One whale came up to check us out on the ship’s starboard side, and then poked its nose up out of the water. The deck hand informed us that this was an unusual sight for that kind of whale. It’s a large whale but because its flippers are so small, it usually doesn’t get up the speed to poke its nose up like that.
Several times, we spotted Bryde’s whales (pronounced broo-dess, almost like Brutus). They grow to around 40 feet long and weigh up to 22 tons. Whaling has depleted their population, so they’re now a protected species.
We puttered around for an hour or two and saw several whales. Near the end of our stay, another whale-watching boat showed up, after which we didn’t see much more of the whales. Maybe the extra ship shooed them off.
On the trip back to shore, we rode through an area where lots of dolphins were feeding. There were dozens all around the ship, and as I took dozens of photographs I pushed back the urge to jump overboard and swim with them. The dolphins we saw were Risso’s Dolphins. They had a rounded face, different from the narrow snout I am used to seeing on pictures of dolphins.

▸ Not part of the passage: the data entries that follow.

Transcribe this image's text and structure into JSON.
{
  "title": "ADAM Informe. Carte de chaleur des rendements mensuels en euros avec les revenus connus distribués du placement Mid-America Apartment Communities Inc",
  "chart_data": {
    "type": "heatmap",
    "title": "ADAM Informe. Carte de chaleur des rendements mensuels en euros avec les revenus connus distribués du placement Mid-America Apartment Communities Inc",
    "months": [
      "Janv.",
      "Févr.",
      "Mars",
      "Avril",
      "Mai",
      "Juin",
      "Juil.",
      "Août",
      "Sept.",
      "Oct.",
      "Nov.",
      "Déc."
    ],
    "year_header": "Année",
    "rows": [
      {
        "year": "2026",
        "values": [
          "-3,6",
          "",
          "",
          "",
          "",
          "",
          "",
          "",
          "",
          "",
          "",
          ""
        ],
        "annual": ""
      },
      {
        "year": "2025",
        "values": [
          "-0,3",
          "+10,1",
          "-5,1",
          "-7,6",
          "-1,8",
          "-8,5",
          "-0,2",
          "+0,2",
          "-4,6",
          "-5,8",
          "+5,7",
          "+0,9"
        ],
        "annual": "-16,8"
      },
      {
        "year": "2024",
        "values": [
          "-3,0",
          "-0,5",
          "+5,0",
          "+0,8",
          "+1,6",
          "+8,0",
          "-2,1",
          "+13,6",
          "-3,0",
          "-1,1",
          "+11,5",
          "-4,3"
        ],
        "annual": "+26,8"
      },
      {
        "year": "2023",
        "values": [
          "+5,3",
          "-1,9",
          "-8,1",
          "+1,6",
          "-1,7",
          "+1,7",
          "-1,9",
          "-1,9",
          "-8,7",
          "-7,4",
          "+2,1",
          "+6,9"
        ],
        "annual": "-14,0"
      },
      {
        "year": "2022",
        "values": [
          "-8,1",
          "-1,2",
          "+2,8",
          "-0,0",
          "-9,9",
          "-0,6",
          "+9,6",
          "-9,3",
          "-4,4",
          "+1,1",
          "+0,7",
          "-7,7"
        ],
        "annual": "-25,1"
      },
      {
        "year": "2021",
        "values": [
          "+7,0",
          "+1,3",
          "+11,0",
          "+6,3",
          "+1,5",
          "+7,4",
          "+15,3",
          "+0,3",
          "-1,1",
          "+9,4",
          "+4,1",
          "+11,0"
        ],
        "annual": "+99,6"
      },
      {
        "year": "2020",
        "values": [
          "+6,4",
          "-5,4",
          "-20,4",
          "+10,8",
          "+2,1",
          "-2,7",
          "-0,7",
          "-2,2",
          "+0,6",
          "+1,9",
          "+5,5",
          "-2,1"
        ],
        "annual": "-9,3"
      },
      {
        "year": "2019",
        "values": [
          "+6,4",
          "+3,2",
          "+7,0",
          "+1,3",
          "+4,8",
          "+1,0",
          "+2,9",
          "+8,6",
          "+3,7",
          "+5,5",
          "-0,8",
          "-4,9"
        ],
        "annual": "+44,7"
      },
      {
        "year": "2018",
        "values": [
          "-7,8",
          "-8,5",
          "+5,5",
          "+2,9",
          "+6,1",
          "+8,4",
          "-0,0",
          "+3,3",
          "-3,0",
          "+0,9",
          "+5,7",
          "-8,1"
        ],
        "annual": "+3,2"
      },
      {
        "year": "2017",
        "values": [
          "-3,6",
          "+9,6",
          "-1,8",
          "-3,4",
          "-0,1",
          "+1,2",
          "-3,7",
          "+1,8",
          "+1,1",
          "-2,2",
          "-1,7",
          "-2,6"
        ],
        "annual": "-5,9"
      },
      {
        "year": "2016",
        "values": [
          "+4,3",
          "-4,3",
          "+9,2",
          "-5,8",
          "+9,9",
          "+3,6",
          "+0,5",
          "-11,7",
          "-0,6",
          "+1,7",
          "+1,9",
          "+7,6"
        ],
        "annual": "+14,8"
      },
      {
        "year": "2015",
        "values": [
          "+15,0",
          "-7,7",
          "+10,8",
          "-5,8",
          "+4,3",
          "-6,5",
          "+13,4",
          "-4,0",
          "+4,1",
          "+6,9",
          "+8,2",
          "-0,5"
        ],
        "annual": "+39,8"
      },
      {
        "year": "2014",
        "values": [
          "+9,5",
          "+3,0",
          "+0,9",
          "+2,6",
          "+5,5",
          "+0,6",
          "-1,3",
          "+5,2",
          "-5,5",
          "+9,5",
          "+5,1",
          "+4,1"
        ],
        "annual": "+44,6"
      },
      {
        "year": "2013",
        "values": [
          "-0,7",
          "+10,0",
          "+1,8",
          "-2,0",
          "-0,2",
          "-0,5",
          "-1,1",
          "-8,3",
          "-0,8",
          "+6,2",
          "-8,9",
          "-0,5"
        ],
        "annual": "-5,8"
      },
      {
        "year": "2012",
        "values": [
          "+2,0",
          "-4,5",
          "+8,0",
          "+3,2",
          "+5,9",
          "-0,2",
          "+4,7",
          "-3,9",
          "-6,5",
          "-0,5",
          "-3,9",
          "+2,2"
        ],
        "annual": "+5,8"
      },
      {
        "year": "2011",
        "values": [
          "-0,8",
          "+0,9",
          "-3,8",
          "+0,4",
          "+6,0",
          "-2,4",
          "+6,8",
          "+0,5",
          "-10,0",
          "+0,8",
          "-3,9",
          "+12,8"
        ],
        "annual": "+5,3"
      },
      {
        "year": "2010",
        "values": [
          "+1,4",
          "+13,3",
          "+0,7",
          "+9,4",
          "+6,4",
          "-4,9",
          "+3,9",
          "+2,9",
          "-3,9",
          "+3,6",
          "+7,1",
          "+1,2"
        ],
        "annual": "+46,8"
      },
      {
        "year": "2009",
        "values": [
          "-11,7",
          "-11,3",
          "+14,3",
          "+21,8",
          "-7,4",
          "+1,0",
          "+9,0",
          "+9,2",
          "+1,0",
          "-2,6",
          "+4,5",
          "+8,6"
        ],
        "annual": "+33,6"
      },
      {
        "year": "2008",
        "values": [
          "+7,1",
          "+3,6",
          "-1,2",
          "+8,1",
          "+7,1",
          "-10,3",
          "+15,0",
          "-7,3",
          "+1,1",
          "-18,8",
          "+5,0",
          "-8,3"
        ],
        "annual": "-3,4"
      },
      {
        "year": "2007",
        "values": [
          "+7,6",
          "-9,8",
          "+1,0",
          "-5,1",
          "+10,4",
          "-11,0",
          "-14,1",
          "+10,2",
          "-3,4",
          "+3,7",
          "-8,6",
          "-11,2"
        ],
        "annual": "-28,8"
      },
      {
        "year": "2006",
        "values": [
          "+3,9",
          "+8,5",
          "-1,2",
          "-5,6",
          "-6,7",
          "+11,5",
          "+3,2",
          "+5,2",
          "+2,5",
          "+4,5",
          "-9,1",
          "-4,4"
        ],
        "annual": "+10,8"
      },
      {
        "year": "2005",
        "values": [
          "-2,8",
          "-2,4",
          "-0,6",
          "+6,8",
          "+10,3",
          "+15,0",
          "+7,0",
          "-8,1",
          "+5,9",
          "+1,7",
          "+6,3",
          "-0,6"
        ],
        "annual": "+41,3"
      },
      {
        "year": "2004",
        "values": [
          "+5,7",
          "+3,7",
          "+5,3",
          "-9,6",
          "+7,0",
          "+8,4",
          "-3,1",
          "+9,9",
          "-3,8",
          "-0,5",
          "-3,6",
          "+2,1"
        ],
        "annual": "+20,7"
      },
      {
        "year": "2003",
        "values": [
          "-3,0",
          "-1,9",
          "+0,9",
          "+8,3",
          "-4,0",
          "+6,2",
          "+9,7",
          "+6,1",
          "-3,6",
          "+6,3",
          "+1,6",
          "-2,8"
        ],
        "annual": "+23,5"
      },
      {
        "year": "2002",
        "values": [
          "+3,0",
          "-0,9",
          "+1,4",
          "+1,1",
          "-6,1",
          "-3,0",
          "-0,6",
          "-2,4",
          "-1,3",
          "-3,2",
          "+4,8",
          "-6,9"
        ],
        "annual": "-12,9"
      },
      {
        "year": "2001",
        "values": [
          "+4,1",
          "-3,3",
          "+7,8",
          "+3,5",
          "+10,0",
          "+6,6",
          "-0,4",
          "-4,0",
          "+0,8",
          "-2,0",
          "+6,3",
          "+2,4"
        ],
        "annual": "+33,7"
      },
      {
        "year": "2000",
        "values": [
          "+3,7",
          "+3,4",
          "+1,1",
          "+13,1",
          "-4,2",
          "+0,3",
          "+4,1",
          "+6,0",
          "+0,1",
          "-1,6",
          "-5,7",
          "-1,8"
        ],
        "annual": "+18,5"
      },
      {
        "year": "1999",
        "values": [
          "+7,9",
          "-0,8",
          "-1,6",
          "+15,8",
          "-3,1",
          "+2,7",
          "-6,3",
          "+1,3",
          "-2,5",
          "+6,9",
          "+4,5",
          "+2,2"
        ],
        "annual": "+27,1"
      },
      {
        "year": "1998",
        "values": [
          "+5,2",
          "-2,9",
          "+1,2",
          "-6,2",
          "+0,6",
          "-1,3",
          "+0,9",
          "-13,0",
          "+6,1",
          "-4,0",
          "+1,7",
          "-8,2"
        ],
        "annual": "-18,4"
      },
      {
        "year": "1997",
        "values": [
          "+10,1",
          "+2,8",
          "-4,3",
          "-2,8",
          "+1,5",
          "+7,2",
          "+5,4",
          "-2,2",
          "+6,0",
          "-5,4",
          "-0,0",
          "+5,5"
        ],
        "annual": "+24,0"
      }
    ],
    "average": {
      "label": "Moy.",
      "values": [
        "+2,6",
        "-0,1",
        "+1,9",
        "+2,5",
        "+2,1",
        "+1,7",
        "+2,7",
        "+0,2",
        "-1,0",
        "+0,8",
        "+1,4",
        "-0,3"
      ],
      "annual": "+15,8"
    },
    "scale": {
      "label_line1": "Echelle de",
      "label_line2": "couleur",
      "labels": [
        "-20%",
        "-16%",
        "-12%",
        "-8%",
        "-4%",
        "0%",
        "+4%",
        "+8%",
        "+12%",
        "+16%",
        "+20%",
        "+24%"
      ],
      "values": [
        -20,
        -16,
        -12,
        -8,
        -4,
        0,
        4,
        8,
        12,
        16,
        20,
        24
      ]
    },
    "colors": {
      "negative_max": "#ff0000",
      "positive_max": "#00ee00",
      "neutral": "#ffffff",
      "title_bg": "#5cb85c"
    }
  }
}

Back on shore, Joe and I were tan, tired and giddy over what we’d seen. We both agreed the experience was well worth the 5,000 yen. It started to rain after we got back, so it turned out we were lucky to have gone on the earlier trip, perhaps a smart move since storms can be more apt to crop up in the afternoons on hot summer days. Starving, we sought cover from the rain in a nearby restaurant serving a wide variety of seafood — whales not included — and I tucked in to an excellent maguro sashimi rice bowl (one dish most certainly not on my “dame” list!), the perfect way to cap off a most memorable trip.